The pair also insisted they didn’t begin dating until after he became special prosecutor after 2022 and the relationship ended in the summer of 2023. They both said that Ms. Willis either paid for things herself or used cash to reimburse him for travel expenses.

However, a witness who used to be Ms. Willis’s landlord and friend testified that she saw them engaging in “hugging” and “kissing” as far back as 2019. Defense attorneys submitted an affidavit that analyzed Mr. Wade’s cellphone data showing that he had texted and called Ms. Willis thousands of times months before he was hired in November 2021, while it also alleged showed he visited the neighborhood where Ms. Willis had lived numerous times in the same time period.

Mr. Wade offered his resignation in a letter to Ms. Willis more than a week ago, saying he was doing so “in the interest of democracy, in dedication to the American public and to move this case forward as quickly as possible.”

Attorneys for President Trump and the other defendants said in court that Mr. Wade’s resignation was not enough to correct the appearance of impropriety the judge found. Defense lawyers say a failure to remove the district attorney could imperil any convictions and force a retrial if an appeals court later finds it was warranted.
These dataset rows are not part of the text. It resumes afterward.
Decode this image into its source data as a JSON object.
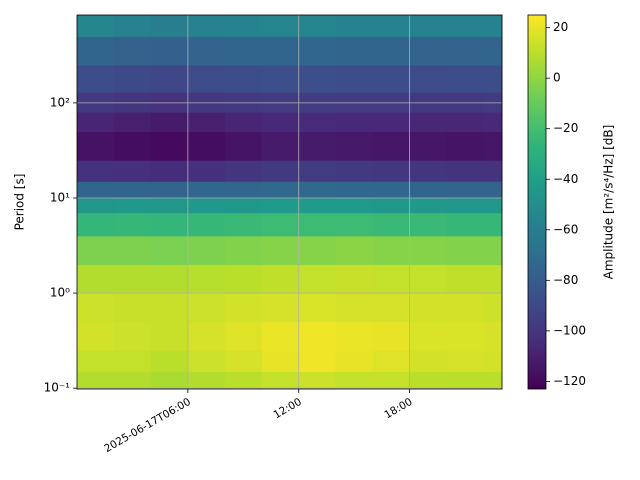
{
  "chart_data": {
    "type": "heatmap",
    "ylabel": "Period [s]",
    "colorbar_label": "Amplitude [m²/s⁴/Hz] [dB]",
    "colormap": "viridis",
    "yscale": "log",
    "grid": true,
    "x": [
      "2025-06-17T00:00",
      "2025-06-17T02:00",
      "2025-06-17T04:00",
      "2025-06-17T06:00",
      "2025-06-17T08:00",
      "2025-06-17T10:00",
      "2025-06-17T12:00",
      "2025-06-17T14:00",
      "2025-06-17T16:00",
      "2025-06-17T18:00",
      "2025-06-17T20:00",
      "2025-06-17T22:00"
    ],
    "xlim": [
      "2025-06-17T00:00",
      "2025-06-17T23:00"
    ],
    "xticks": [
      "2025-06-17T06:00",
      {
        "value": "2025-06-17T12:00",
        "label": "12:00"
      },
      {
        "value": "2025-06-17T18:00",
        "label": "18:00"
      }
    ],
    "y_edges": [
      0.098,
      0.15,
      0.25,
      0.5,
      1,
      2,
      4,
      7,
      10,
      15,
      25,
      50,
      80,
      130,
      250,
      500,
      840
    ],
    "ylim": [
      0.098,
      840
    ],
    "yticks": [
      {
        "value": 0.1,
        "label": "10⁻¹"
      },
      {
        "value": 1,
        "label": "10⁰"
      },
      {
        "value": 10,
        "label": "10¹"
      },
      {
        "value": 100,
        "label": "10²"
      }
    ],
    "values": [
      [
        8,
        8,
        6,
        8,
        10,
        12,
        14,
        12,
        12,
        10,
        10,
        10
      ],
      [
        12,
        12,
        10,
        14,
        16,
        20,
        22,
        20,
        18,
        15,
        16,
        15
      ],
      [
        15,
        14,
        13,
        16,
        18,
        21,
        22,
        21,
        20,
        17,
        17,
        16
      ],
      [
        14,
        13,
        13,
        14,
        15,
        16,
        17,
        16,
        16,
        15,
        15,
        14
      ],
      [
        8,
        8,
        8,
        9,
        10,
        11,
        12,
        13,
        12,
        12,
        11,
        11
      ],
      [
        -4,
        -4,
        -5,
        -4,
        -3,
        -2,
        -2,
        -1,
        -2,
        -2,
        -3,
        -3
      ],
      [
        -25,
        -24,
        -25,
        -24,
        -23,
        -22,
        -22,
        -22,
        -23,
        -23,
        -24,
        -24
      ],
      [
        -45,
        -44,
        -45,
        -44,
        -44,
        -43,
        -43,
        -43,
        -44,
        -44,
        -45,
        -45
      ],
      [
        -75,
        -75,
        -76,
        -74,
        -74,
        -73,
        -73,
        -74,
        -74,
        -75,
        -76,
        -76
      ],
      [
        -102,
        -103,
        -104,
        -103,
        -100,
        -98,
        -97,
        -98,
        -99,
        -100,
        -101,
        -101
      ],
      [
        -116,
        -118,
        -119,
        -118,
        -115,
        -112,
        -112,
        -113,
        -114,
        -114,
        -115,
        -114
      ],
      [
        -108,
        -110,
        -112,
        -110,
        -108,
        -106,
        -105,
        -106,
        -106,
        -107,
        -107,
        -106
      ],
      [
        -98,
        -100,
        -101,
        -99,
        -98,
        -97,
        -96,
        -97,
        -97,
        -98,
        -98,
        -97
      ],
      [
        -88,
        -90,
        -91,
        -89,
        -88,
        -87,
        -87,
        -88,
        -88,
        -89,
        -88,
        -88
      ],
      [
        -75,
        -77,
        -78,
        -76,
        -75,
        -75,
        -74,
        -75,
        -75,
        -76,
        -76,
        -75
      ],
      [
        -55,
        -58,
        -60,
        -58,
        -57,
        -56,
        -56,
        -57,
        -57,
        -58,
        -58,
        -57
      ]
    ],
    "clim": [
      -123,
      25
    ],
    "cticks": [
      {
        "value": -120,
        "label": "−120"
      },
      {
        "value": -100,
        "label": "−100"
      },
      {
        "value": -80,
        "label": "−80"
      },
      {
        "value": -60,
        "label": "−60"
      },
      {
        "value": -40,
        "label": "−40"
      },
      {
        "value": -20,
        "label": "−20"
      },
      0,
      20
    ]
  }
}
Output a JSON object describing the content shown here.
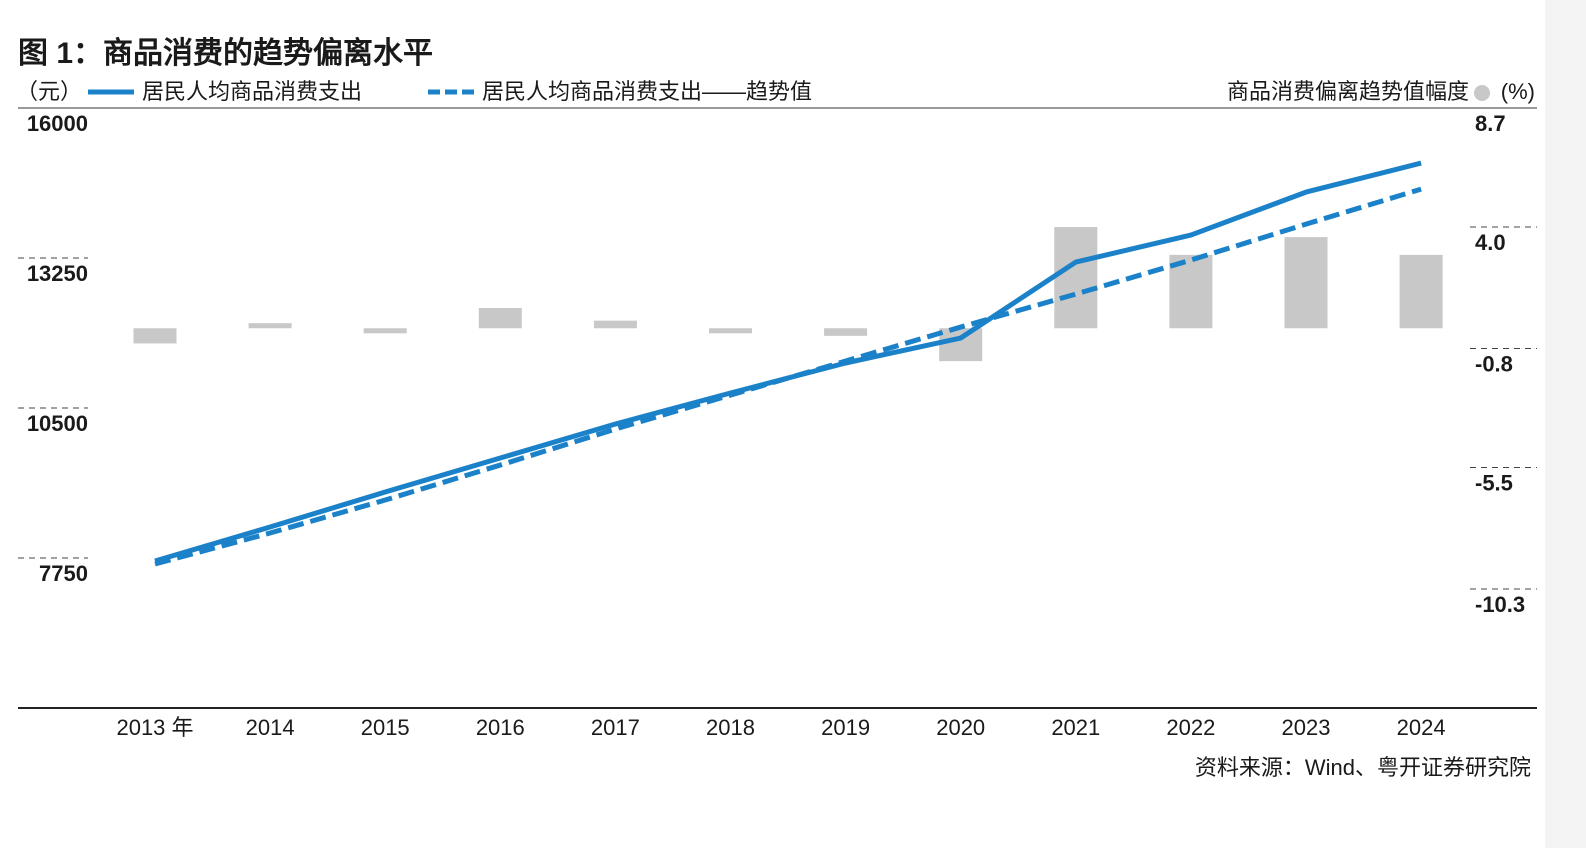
{
  "chart_data": {
    "type": "bar_line",
    "title": "图 1：商品消费的趋势偏离水平",
    "y_label": "（元）",
    "y2_label": "(%)",
    "source": "资料来源：Wind、粤开证券研究院",
    "categories": [
      "2013 年",
      "2014",
      "2015",
      "2016",
      "2017",
      "2018",
      "2019",
      "2020",
      "2021",
      "2022",
      "2023",
      "2024"
    ],
    "ylim": [
      5000,
      16000
    ],
    "yticks": [
      7750,
      10500,
      13250,
      16000
    ],
    "y2lim": [
      -15.0,
      8.7
    ],
    "y2ticks": [
      -10.3,
      -5.5,
      -0.8,
      {
        "value": 4.0,
        "label": "4.0"
      },
      8.7
    ],
    "series": [
      {
        "name": "居民人均商品消费支出",
        "type": "line",
        "color": "#1b82c9",
        "dash": false,
        "values": [
          7695,
          8318,
          8960,
          9583,
          10206,
          10775,
          11325,
          11783,
          13175,
          13670,
          14458,
          14990
        ]
      },
      {
        "name": "居民人均商品消费支出——趋势值",
        "type": "line",
        "color": "#1b82c9",
        "dash": true,
        "values": [
          7640,
          8208,
          8813,
          9454,
          10114,
          10737,
          11361,
          11984,
          12589,
          13212,
          13871,
          14513
        ]
      },
      {
        "name": "商品消费偏离趋势值幅度",
        "type": "bar",
        "color": "#c8c8c8",
        "axis": "y2",
        "values": [
          -0.6,
          0.2,
          -0.2,
          0.8,
          0.3,
          -0.2,
          -0.3,
          -1.3,
          4.0,
          2.9,
          3.6,
          2.9
        ]
      }
    ]
  }
}
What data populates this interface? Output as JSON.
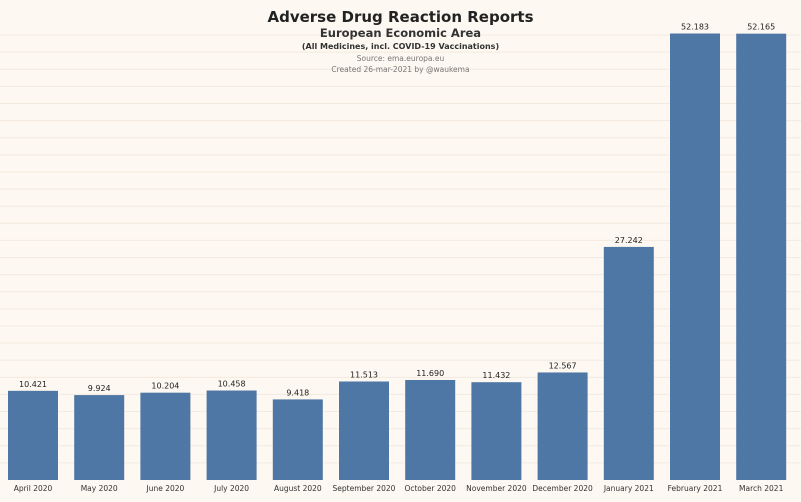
{
  "chart_data": {
    "type": "bar",
    "title": "Adverse Drug Reaction Reports",
    "subtitle": "European Economic Area",
    "subtitle2": "(All Medicines, incl. COVID-19 Vaccinations)",
    "source": "Source: ema.europa.eu",
    "credit": "Created 26-mar-2021 by @waukema",
    "xlabel": "",
    "ylabel": "",
    "ylim": [
      0,
      54000
    ],
    "grid": true,
    "categories": [
      "April 2020",
      "May 2020",
      "June 2020",
      "July 2020",
      "August 2020",
      "September 2020",
      "October 2020",
      "November 2020",
      "December 2020",
      "January 2021",
      "February 2021",
      "March 2021"
    ],
    "values": [
      10421,
      9924,
      10204,
      10458,
      9418,
      11513,
      11690,
      11432,
      12567,
      27242,
      52183,
      52165
    ],
    "value_labels": [
      "10.421",
      "9.924",
      "10.204",
      "10.458",
      "9.418",
      "11.513",
      "11.690",
      "11.432",
      "12.567",
      "27.242",
      "52.183",
      "52.165"
    ],
    "bar_color": "#4e77a5"
  }
}
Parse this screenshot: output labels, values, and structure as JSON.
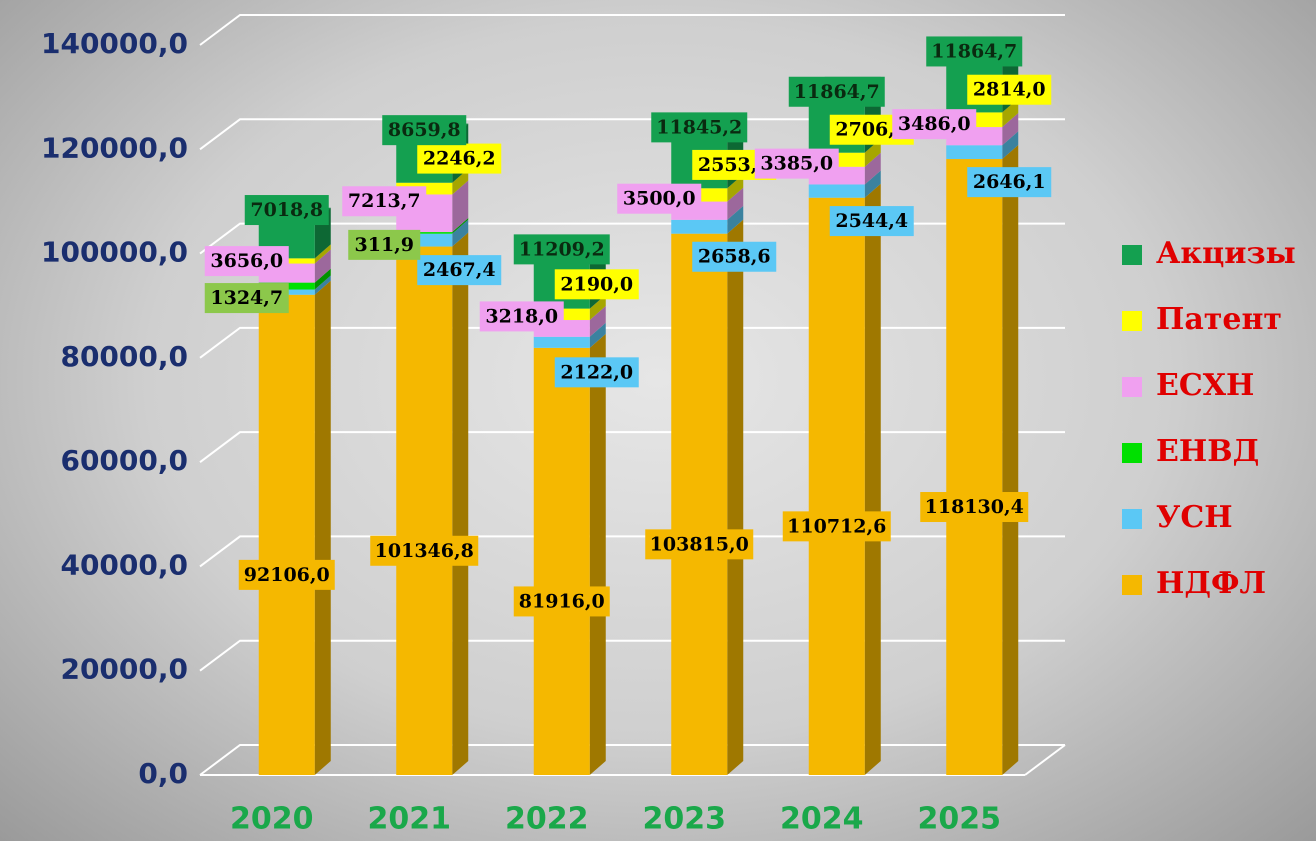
{
  "chart_data": {
    "type": "bar3d_stacked",
    "categories": [
      "2020",
      "2021",
      "2022",
      "2023",
      "2024",
      "2025"
    ],
    "series": [
      {
        "name": "НДФЛ",
        "color": "#f5b800",
        "values": [
          92106.0,
          101346.8,
          81916.0,
          103815.0,
          110712.6,
          118130.4
        ],
        "value_labels": [
          "92106,0",
          "101346,8",
          "81916,0",
          "103815,0",
          "110712,6",
          "118130,4"
        ]
      },
      {
        "name": "УСН",
        "color": "#5bc8f5",
        "values": [
          1000,
          2467.4,
          2122.0,
          2658.6,
          2544.4,
          2646.1
        ],
        "value_labels": [
          null,
          "2467,4",
          "2122,0",
          "2658,6",
          "2544,4",
          "2646,1"
        ]
      },
      {
        "name": "ЕНВД",
        "color": "#00e000",
        "values": [
          1324.7,
          311.9,
          null,
          null,
          null,
          null
        ],
        "value_labels": [
          "1324,7",
          "311,9",
          null,
          null,
          null,
          null
        ]
      },
      {
        "name": "ЕСХН",
        "color": "#f0a0f0",
        "values": [
          3656.0,
          7213.7,
          3218.0,
          3500.0,
          3385.0,
          3486.0
        ],
        "value_labels": [
          "3656,0",
          "7213,7",
          "3218,0",
          "3500,0",
          "3385,0",
          "3486,0"
        ]
      },
      {
        "name": "Патент",
        "color": "#ffff00",
        "values": [
          1000,
          2246.2,
          2190.0,
          2553.0,
          2706.0,
          2814.0
        ],
        "value_labels": [
          null,
          "2246,2",
          "2190,0",
          "2553,0",
          "2706,0",
          "2814,0"
        ]
      },
      {
        "name": "Акцизы",
        "color": "#14a050",
        "values": [
          7018.8,
          8659.8,
          11209.2,
          11845.2,
          11864.7,
          11864.7
        ],
        "value_labels": [
          "7018,8",
          "8659,8",
          "11209,2",
          "11845,2",
          "11864,7",
          "11864,7"
        ]
      }
    ],
    "ylim": [
      0,
      140000
    ],
    "yticks": [
      {
        "value": 0,
        "label": "0,0"
      },
      {
        "value": 20000,
        "label": "20000,0"
      },
      {
        "value": 40000,
        "label": "40000,0"
      },
      {
        "value": 60000,
        "label": "60000,0"
      },
      {
        "value": 80000,
        "label": "80000,0"
      },
      {
        "value": 100000,
        "label": "100000,0"
      },
      {
        "value": 120000,
        "label": "120000,0"
      },
      {
        "value": 140000,
        "label": "140000,0"
      }
    ],
    "grid": true,
    "legend": "right"
  }
}
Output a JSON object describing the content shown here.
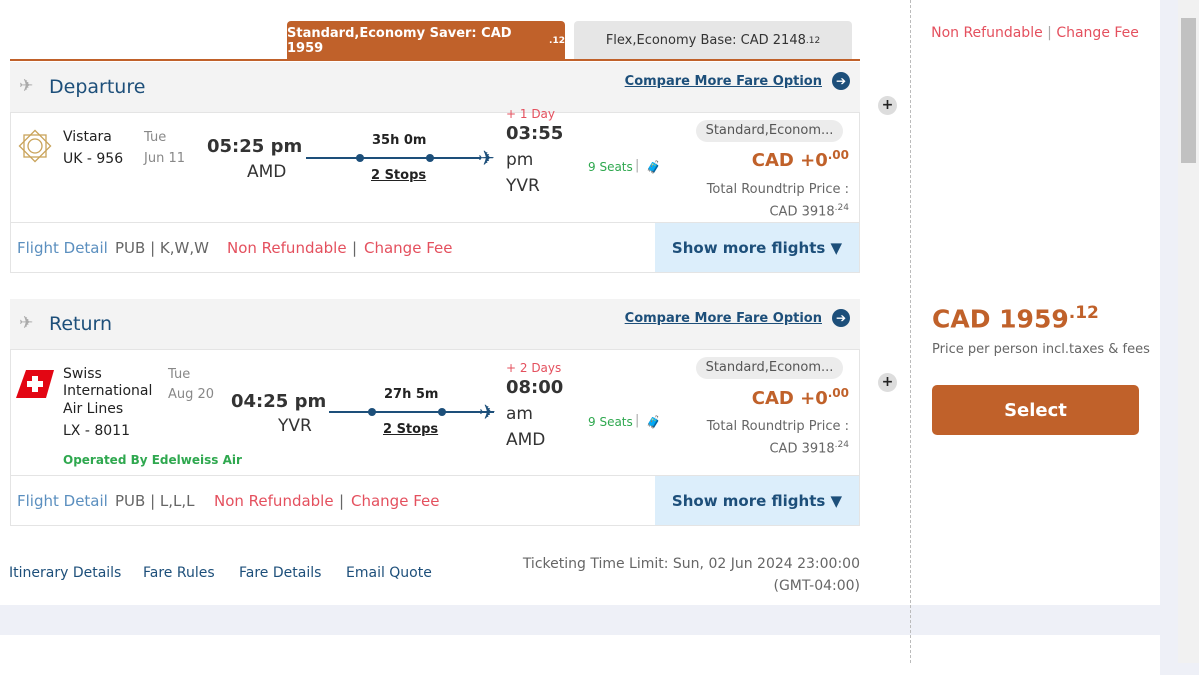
{
  "tabs": [
    {
      "label": "Standard,Economy Saver: CAD 1959",
      "cents": ".12"
    },
    {
      "label": "Flex,Economy Base: CAD 2148",
      "cents": ".12"
    }
  ],
  "compare_label": "Compare More Fare Option",
  "departure": {
    "title": "Departure",
    "airline": "Vistara",
    "flight_no": "UK - 956",
    "day": "Tue",
    "date": "Jun 11",
    "dep_time": "05:25 pm",
    "dep_airport": "AMD",
    "duration": "35h 0m",
    "stops": "2 Stops",
    "day_offset": "+ 1 Day",
    "arr_time": "03:55",
    "arr_ampm": "pm",
    "arr_airport": "YVR",
    "seats": "9 Seats",
    "fare_pill": "Standard,Econom...",
    "price": "CAD +0",
    "price_cents": ".00",
    "total_label": "Total Roundtrip Price :",
    "total": "CAD 3918",
    "total_cents": ".24",
    "flight_detail": "Flight Detail",
    "class_codes": "PUB | K,W,W",
    "non_refundable": "Non Refundable",
    "change_fee": "Change Fee",
    "show_more": "Show more flights"
  },
  "return": {
    "title": "Return",
    "airline": "Swiss International Air Lines",
    "airline_l1": "Swiss",
    "airline_l2": "International",
    "airline_l3": "Air Lines",
    "flight_no": "LX - 8011",
    "operated_by": "Operated By Edelweiss Air",
    "day": "Tue",
    "date": "Aug 20",
    "dep_time": "04:25 pm",
    "dep_airport": "YVR",
    "duration": "27h 5m",
    "stops": "2 Stops",
    "day_offset": "+ 2 Days",
    "arr_time": "08:00",
    "arr_ampm": "am",
    "arr_airport": "AMD",
    "seats": "9 Seats",
    "fare_pill": "Standard,Econom...",
    "price": "CAD +0",
    "price_cents": ".00",
    "total_label": "Total Roundtrip Price :",
    "total": "CAD 3918",
    "total_cents": ".24",
    "flight_detail": "Flight Detail",
    "class_codes": "PUB | L,L,L",
    "non_refundable": "Non Refundable",
    "change_fee": "Change Fee",
    "show_more": "Show more flights"
  },
  "links": [
    "Itinerary Details",
    "Fare Rules",
    "Fare Details",
    "Email Quote"
  ],
  "ticketing": "Ticketing Time Limit: Sun, 02 Jun 2024 23:00:00 (GMT-04:00)",
  "side": {
    "non_refundable": "Non Refundable",
    "sep": "|",
    "change_fee": "Change Fee",
    "price": "CAD 1959",
    "price_cents": ".12",
    "price_note": "Price per person incl.taxes & fees",
    "select": "Select"
  },
  "colors": {
    "accent": "#c0612a",
    "primary": "#1d4f7a",
    "refund_red": "#e4505e",
    "seats_green": "#2fa84f"
  }
}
“Whether District Attorney Willis and her Office are permitted to continue representing the State of Georgia in prosecuting the Defendants in this action is of the utmost importance to this case, and ensuring the appellate courts have the opportunity to weigh in on these matters pre-trial is paramount,” President Trump’s attorneys wrote in an appeal of Judge McAfee’s ruling last week.

NTD Photo
(L–R) Fulton County District Attorney Fani Willis, prosecutor Daysha Young, attorney Andrew Evans and Nathan Wade listen during a hearing on the Georgia election interference case in Atlanta on March, 1, 2024. (Alex Slitz/Pool/AFP via Getty Images)

Meanwhile, an attorney for one of President Trump’s co-defendants, Ashleigh Merchant, suggested in a recent Fox News interview she will reveal new leads and more details during the appeals process. She argued that Ms. Willis was unable “bring anything to actually back” up her claims about the relationship.

After Ms. Willis’s comments to CNN on Saturday, Anthony Michael Kreis, a Georgia State University law professor who’s been following the case, criticized her remarks in a post on X.

“If I were Fani Willis, I would simply not talk to the media at all at this point just out of an abundance of caution,” Mr. Kreis wrote.

The case is separate from the 2020 election interference case brought by special counsel Jack Smith in Washington’s federal court. That case is currently on hold while the U.S. Supreme Court weighs President Trump’s claims of presidential immunity, with oral arguments scheduled for next month.

The Associated Press contributed to this report.